Contaram-me que no quarto de Joe apenas uma coisa chamou a atenção da polícia. Eles nem precisaram que revistar cada pormenor da intimidade do jovem depositada nos seus objectos. Em cima da cama encontraram uma caixa de madeira aberta, um pano solto, e uma embalagem de balas de um revólver comum, igual a tantos os que poluíam a paz deste meu bairro massacrado pelo esquecimento social. Algumas balas estavam mexidas, faltavam seis que provocaram olhares entre os detectives. Não havia dúvida, Joe era o culpado.
Muitas pessoas perguntam porque moramos aqui neste imundo mundo, como se tivéssemos escolha e como se na pobreza não existisse uma ligação sentimental com o nosso lar. Aqui há um submundo que assusta mas também vemos são daqui as pessoas mais extraordinárias. Joe, bem à sua maneira, é uma dessas pessoas. É normal vê-lo passear pela rua na maior descontracção que se permite a um ser humano, por vezes nú, por vezes a falar consigo próprio, desta vês com uma arma na mão. Então perguntei-lhe:
– Hey Joe, onde vais com essa arma não?
Perguntei-lhe duas vezes antes dele me responder
– Vou lá baixo dar um tiro na minha mulher, apanhei-a a dar umas voltas por aí com outro homem. Sim, vou lá baixo dar um tiro na minha mulher, apanhei-a a dar umas voltas por aí com outro homem. E isso não é correcto.
“Este Joe”, pensei para mim próprio. Era apenas mais uma cena dele igual a tantas outras. Mas o gajo pôs o bairro todo em alvoroço. Em pouco tempo já se ouviam vozes a espalharem pelo bairro a notícia com todos os pormenores. O único tiro com que Joe disparou contra a sua mulher, os gritos de aflição de quem viu, a curiosidade de quem ouviu, as correrias, os pedidos de socorro, o medo, o sangue, o cheiro a pólvora, a mulher morta no chão com o peito furado. E Joe? Descontraidamente voltava para cima, a andar com a sua arma mão. Que figurão!

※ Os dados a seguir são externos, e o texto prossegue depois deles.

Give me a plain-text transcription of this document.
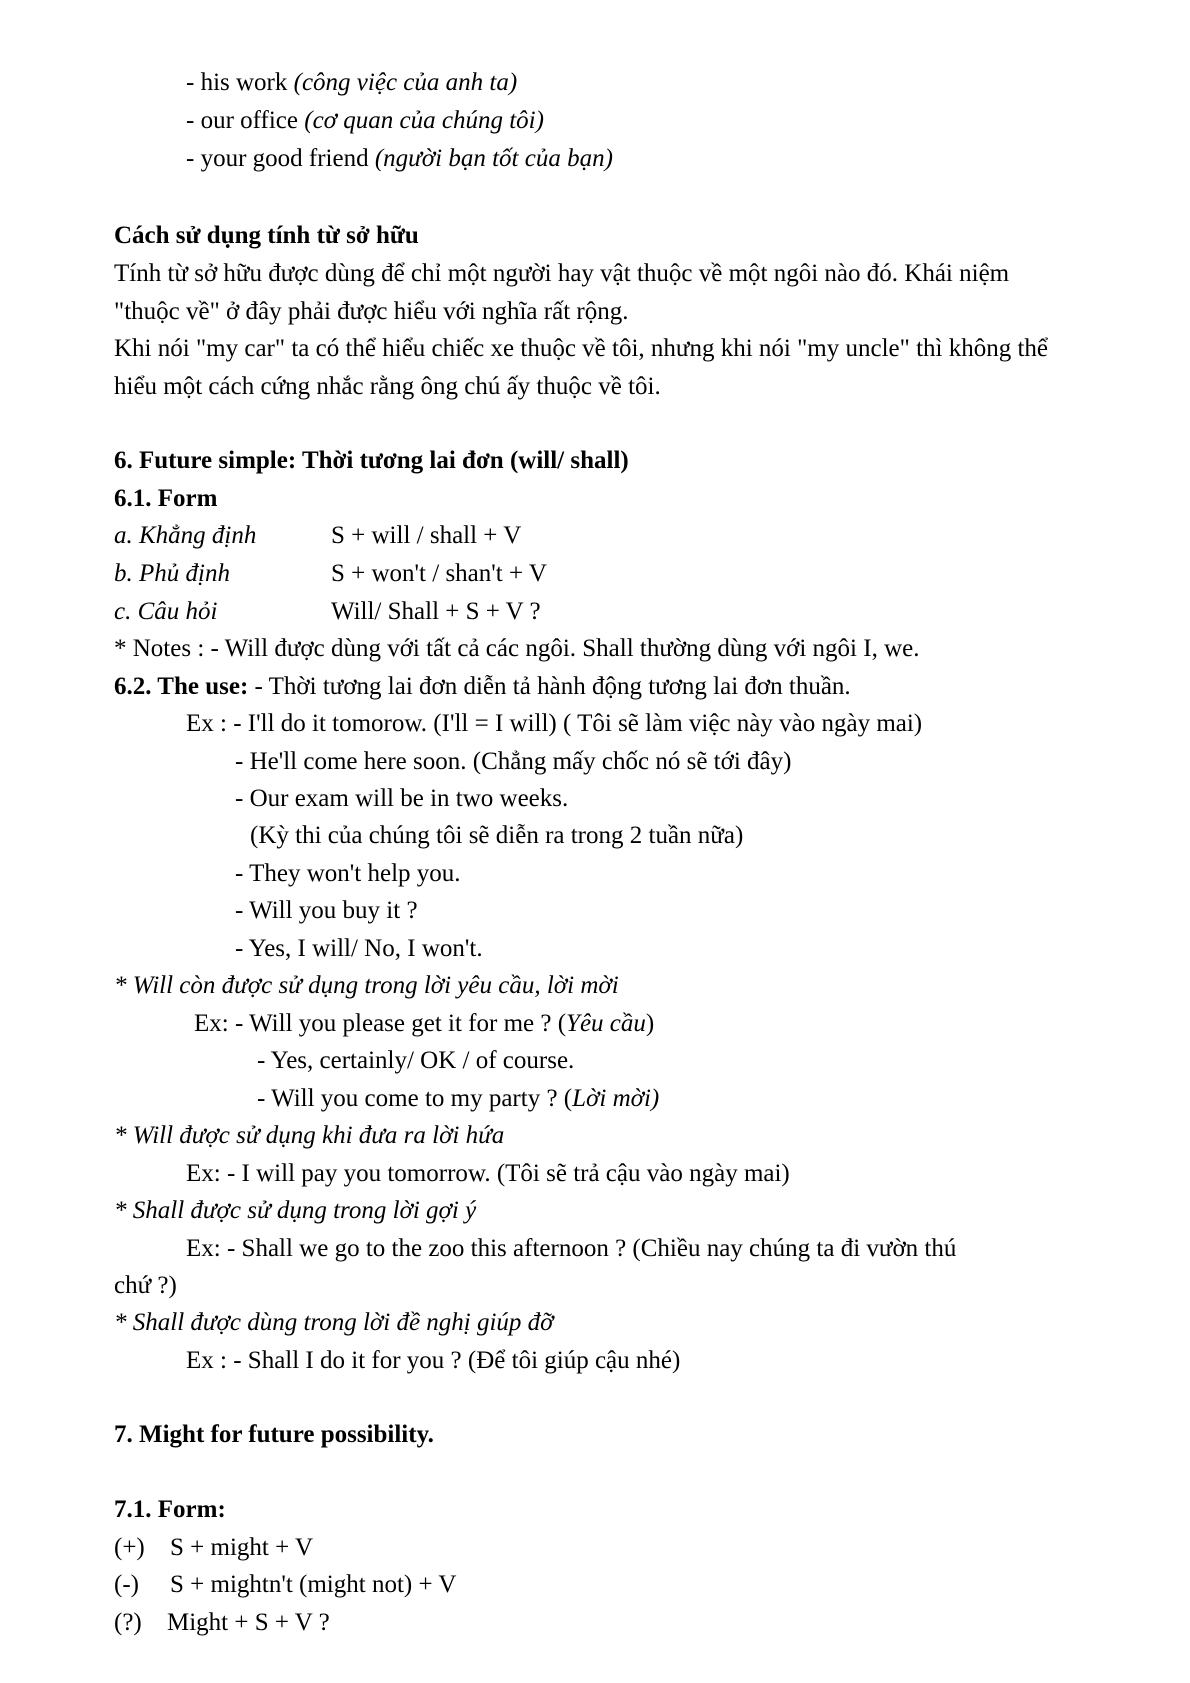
- his work (công việc của anh ta)
- our office (cơ quan của chúng tôi)
- your good friend (người bạn tốt của bạn)
Cách sử dụng tính từ sở hữu
Tính từ sở hữu được dùng để chỉ một người hay vật thuộc về một ngôi nào đó. Khái niệm "thuộc về" ở đây phải được hiểu với nghĩa rất rộng.
Khi nói "my car" ta có thể hiểu chiếc xe thuộc về tôi, nhưng khi nói "my uncle" thì không thể hiểu một cách cứng nhắc rằng ông chú ấy thuộc về tôi.
6. Future simple: Thời tương lai đơn (will/ shall)
6.1. Form
a. Khẳng định	S + will / shall + V
b. Phủ định	S + won't / shan't + V
c. Câu hỏi	Will/ Shall + S + V ?
* Notes : - Will được dùng với tất cả các ngôi. Shall thường dùng với ngôi I, we.
6.2. The use: - Thời tương lai đơn diễn tả hành động tương lai đơn thuần.
Ex : - I'll do it tomorow. (I'll = I will) ( Tôi sẽ làm việc này vào ngày mai)
- He'll come here soon. (Chẳng mấy chốc nó sẽ tới đây)
- Our exam will be in two weeks.
(Kỳ thi của chúng tôi sẽ diễn ra trong 2 tuần nữa)
- They won't help you.
- Will you buy it ?
- Yes, I will/ No, I won't.
* Will còn được sử dụng trong lời yêu cầu, lời mời
Ex: - Will you please get it for me ? (Yêu cầu)
- Yes, certainly/ OK / of course.
- Will you come to my party ? (Lời mời)
* Will được sử dụng khi đưa ra lời hứa
Ex: - I will pay you tomorrow. (Tôi sẽ trả cậu vào ngày mai)
* Shall được sử dụng trong lời gợi ý
Ex: - Shall we go to the zoo this afternoon ? (Chiều nay chúng ta đi vườn thú
chứ ?)
* Shall được dùng trong lời đề nghị giúp đỡ
Ex : - Shall I do it for you ? (Để tôi giúp cậu nhé)
7. Might for future possibility.
7.1. Form:
(+) S + might + V
(-) S + mightn't (might not) + V
(?) Might + S + V ?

– Hey Joe, ouvi dizer que deste um tiro na tua mulher. Tu atiraste neste, Deste um tiro na tua mulher e mataste-a!
– Sim, é verdade, eu apanhei-a a vadiar por aí, por aí pela cidade, então sim, dei-lhe um tiro porque apanhei-a a vadiar aí pela cidade. Peguei na minha arma e dei um tiro nela.
Aquela descontracção era desconcertante. Mesmo com todo aquele alarido uma pessoa não conseguia deixar de sorrir. O Joe era assim. Fazia sorrir com o simples facto de ser ele próprio e mostrar-se às pessoas. Eu não resisti…
– Boa Joe, vai lá baixo e dispara nela outra vez. – Respondeu-me com uma gargalhada.
Ele para as pessoas e as pessoas para ele, riam e sorriam e escondia assim os demónios que habitavam a sua vivência. Todas as pessoas em todas as partes do mundo, têm os seus demónios, mas neste bairro parece que os têm ainda mais. Só que o Joe, até este dia, sempre os soube esconder e era por isso alguém que com todas as suas excentricidades, passava pelos receios sem que estes se manifestassem nos outros.
Ah, o Joe! Mas que iria ele fazer agora?
– Hey Joe, para onde vais fugir agora? Para onde é que tu vais fugir agora?
– Vou para o sul, em direcção ao México, onde posso ser livre, onde ninguém me vai encontrar, onde não vai o carrasco, ele não me vai enforcar. É bom que acredites. Tenho que ir agora.
-Hey Joe, é melhor correres.
– Adeus a todos!
Foi a última vez que vi o Joe… E disseram-me que a bófia também nunca mais o viu.
Nota do autor: este conto é inspirado numa canção popular norte americana, Hey Joe, imortalizada por Jimi Hendrix, cujo legado me alimenta e assim homenageio.